Do nosso mundo fala-se da velocidade, da vertigem, do mundo que encolheu e se tornou plano. Mas é também o mundo em que a morte se tornou mais distante, onde se escondem as suas pegadas, onde se morre o mais tarde possível, o mais longe possível - no hospital, no lar, em todo o lado que não nos lembre que existe um ritmo para a morte.

Mas morrer tarde não é de hoje. Sebastião era um rapaz loiro de 24 anos quando morreu. Toda a sua vida ansiara por uma morte gloriosa. Agora, diante dela, tentava afastá-la com o fio da sua espada. Em poucas horas amadurecera o que não amadurecera em anos: desabituara-se da morte.
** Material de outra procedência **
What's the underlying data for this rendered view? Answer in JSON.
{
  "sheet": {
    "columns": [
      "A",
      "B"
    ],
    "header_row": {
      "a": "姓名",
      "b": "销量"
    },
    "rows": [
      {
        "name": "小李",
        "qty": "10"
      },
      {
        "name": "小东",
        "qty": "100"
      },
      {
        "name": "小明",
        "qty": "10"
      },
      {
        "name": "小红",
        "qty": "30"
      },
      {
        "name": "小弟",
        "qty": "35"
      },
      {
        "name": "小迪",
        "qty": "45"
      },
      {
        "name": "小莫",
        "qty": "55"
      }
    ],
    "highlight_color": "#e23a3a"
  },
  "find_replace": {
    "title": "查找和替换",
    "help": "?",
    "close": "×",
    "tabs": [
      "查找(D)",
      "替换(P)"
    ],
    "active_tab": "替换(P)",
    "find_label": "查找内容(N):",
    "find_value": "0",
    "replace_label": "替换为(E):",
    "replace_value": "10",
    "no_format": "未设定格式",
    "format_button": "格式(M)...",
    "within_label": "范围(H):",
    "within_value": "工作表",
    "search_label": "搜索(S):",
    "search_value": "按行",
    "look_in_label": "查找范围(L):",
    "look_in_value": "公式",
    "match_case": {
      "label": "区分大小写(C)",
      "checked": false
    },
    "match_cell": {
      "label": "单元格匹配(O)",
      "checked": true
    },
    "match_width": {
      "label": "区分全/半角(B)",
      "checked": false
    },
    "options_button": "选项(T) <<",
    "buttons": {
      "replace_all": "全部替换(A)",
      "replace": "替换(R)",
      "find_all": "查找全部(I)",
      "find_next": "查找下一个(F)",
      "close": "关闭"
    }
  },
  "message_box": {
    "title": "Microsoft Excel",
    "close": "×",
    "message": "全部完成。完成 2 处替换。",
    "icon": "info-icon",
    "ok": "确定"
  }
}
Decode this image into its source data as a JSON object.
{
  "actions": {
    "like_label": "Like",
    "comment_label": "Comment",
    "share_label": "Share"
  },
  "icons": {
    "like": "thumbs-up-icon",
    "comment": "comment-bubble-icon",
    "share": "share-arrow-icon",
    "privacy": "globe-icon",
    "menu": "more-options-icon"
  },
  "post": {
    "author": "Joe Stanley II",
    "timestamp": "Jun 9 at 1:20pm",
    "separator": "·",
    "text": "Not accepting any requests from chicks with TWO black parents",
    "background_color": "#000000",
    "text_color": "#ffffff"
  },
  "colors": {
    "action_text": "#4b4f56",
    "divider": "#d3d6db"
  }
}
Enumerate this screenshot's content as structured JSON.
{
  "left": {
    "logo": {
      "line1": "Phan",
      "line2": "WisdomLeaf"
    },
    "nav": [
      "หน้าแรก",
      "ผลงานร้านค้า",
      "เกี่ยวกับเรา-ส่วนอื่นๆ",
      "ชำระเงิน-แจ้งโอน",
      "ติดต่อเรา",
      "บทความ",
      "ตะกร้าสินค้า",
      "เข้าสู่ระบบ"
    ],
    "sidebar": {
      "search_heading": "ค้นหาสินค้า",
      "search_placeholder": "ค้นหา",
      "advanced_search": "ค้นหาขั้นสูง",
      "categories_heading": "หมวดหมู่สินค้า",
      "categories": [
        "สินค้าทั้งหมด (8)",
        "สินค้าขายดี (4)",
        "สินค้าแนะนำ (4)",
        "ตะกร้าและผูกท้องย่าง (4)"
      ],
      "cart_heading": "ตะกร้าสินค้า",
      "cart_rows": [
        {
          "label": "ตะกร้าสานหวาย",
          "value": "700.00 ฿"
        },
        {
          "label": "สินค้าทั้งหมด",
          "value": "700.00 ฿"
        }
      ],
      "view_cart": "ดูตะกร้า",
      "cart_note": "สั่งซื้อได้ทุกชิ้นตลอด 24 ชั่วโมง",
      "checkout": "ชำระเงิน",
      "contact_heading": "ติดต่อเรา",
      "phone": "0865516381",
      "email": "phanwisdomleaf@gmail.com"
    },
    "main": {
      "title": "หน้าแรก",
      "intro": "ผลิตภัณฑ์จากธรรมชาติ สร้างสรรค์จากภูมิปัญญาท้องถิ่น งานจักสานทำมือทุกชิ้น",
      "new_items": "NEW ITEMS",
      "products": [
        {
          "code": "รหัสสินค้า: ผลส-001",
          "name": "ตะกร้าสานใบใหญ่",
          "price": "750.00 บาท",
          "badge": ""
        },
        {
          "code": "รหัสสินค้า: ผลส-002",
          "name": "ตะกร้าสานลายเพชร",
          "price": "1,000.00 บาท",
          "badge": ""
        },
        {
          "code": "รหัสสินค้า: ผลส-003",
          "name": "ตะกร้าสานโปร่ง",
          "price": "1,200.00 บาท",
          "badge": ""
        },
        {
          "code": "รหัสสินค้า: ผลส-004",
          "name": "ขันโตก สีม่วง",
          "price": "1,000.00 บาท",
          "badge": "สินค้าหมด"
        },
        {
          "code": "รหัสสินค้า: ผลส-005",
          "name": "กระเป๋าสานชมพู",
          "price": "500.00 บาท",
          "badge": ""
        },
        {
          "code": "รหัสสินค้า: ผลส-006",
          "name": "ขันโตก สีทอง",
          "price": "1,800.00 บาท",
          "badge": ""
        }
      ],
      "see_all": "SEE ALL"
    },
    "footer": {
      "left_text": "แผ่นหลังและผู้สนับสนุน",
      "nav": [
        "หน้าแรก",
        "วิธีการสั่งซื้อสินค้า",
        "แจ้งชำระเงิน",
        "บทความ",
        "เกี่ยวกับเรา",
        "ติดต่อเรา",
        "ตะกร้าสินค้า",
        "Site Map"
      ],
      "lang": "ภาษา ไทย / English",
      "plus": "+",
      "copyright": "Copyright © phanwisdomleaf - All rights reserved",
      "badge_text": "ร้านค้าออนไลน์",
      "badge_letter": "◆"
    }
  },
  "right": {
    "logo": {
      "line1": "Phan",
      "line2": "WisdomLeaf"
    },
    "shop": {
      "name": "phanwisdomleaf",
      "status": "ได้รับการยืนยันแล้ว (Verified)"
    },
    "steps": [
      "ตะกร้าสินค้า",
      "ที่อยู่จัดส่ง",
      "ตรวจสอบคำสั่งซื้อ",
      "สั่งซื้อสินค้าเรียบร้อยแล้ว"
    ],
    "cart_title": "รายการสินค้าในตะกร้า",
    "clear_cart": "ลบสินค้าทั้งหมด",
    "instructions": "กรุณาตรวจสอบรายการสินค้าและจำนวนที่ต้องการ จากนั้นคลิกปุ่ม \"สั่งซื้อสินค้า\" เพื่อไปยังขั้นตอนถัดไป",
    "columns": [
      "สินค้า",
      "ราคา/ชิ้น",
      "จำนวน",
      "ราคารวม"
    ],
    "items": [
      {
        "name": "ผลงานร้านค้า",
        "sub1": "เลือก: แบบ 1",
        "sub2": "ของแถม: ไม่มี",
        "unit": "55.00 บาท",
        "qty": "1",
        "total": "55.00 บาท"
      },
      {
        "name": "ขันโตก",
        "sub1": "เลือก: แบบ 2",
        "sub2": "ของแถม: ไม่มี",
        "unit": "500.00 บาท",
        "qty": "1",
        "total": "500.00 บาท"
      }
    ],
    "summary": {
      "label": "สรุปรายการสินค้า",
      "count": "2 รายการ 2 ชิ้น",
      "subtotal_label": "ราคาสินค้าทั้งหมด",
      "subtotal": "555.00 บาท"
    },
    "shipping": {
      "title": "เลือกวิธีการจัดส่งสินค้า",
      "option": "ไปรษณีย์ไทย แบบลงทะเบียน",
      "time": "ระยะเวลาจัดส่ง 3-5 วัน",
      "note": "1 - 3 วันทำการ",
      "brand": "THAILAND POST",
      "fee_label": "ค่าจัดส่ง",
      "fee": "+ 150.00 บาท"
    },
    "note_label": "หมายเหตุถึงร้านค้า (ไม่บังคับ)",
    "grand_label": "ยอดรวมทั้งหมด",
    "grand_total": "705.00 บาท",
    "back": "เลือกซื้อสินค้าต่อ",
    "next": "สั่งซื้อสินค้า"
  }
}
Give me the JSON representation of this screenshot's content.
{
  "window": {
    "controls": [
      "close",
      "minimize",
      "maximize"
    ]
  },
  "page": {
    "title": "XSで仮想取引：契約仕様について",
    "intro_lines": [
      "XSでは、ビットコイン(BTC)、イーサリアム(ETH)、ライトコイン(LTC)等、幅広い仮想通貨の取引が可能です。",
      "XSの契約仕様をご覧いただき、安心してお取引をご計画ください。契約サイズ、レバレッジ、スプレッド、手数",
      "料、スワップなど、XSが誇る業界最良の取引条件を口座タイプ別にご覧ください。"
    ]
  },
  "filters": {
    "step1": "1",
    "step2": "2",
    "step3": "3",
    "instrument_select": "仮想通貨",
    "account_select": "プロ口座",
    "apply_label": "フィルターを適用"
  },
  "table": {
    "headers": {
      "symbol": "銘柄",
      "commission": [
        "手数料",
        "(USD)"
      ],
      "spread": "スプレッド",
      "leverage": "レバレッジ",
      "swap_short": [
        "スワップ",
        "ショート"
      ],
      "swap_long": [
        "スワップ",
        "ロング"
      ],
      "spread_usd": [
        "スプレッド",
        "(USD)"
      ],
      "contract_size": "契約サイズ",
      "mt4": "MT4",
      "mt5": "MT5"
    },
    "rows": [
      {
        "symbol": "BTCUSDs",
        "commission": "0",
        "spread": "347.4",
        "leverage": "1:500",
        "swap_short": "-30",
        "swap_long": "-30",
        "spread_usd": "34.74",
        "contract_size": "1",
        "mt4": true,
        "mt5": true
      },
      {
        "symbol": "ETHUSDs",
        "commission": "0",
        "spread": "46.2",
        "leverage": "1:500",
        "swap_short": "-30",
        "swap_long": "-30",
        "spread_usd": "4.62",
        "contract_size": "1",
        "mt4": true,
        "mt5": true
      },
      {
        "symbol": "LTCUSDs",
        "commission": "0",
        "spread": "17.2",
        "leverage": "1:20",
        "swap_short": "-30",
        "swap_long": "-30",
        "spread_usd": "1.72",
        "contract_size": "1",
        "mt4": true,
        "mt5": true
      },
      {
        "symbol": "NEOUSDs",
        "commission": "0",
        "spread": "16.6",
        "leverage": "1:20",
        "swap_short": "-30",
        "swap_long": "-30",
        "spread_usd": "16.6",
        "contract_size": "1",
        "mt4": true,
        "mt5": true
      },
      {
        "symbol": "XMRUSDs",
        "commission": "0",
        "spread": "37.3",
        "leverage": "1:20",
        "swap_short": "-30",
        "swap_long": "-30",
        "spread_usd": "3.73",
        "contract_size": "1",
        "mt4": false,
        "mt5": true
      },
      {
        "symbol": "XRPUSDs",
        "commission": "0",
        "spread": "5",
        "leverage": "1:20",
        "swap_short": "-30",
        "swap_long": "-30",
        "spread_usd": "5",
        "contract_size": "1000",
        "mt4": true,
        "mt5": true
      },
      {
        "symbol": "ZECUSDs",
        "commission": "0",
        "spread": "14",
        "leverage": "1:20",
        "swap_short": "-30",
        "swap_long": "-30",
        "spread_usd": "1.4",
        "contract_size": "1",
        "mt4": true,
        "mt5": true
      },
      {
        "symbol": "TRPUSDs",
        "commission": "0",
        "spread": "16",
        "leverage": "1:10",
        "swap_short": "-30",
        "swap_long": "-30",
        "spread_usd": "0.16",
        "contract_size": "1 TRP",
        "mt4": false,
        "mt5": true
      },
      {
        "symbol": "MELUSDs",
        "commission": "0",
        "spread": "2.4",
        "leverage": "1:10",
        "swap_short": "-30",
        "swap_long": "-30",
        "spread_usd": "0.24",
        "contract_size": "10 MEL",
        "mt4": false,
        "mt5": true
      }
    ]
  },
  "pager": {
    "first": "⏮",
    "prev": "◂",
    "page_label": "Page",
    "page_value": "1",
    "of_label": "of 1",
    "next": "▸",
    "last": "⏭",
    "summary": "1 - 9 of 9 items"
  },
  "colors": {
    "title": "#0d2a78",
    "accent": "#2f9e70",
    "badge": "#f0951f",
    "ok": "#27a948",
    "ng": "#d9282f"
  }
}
Do mesmo modo, Raul Brandão, nas "Memórias", regista que Alfredo Costa, um dos assassinos do rei, em 1908, então com 25 anos, implorava para que outro conspirador, Manuel Buíça, de 32 anos, não participasse da conspiração, pois era demasiado velho para morrer. Morreram ambos, entre espadeiradas e tiros, mas o país chocou-se apenas com o mais velho. E o escândalo, toda a gente o sabia, é que viver devia ser o desaprender da morte.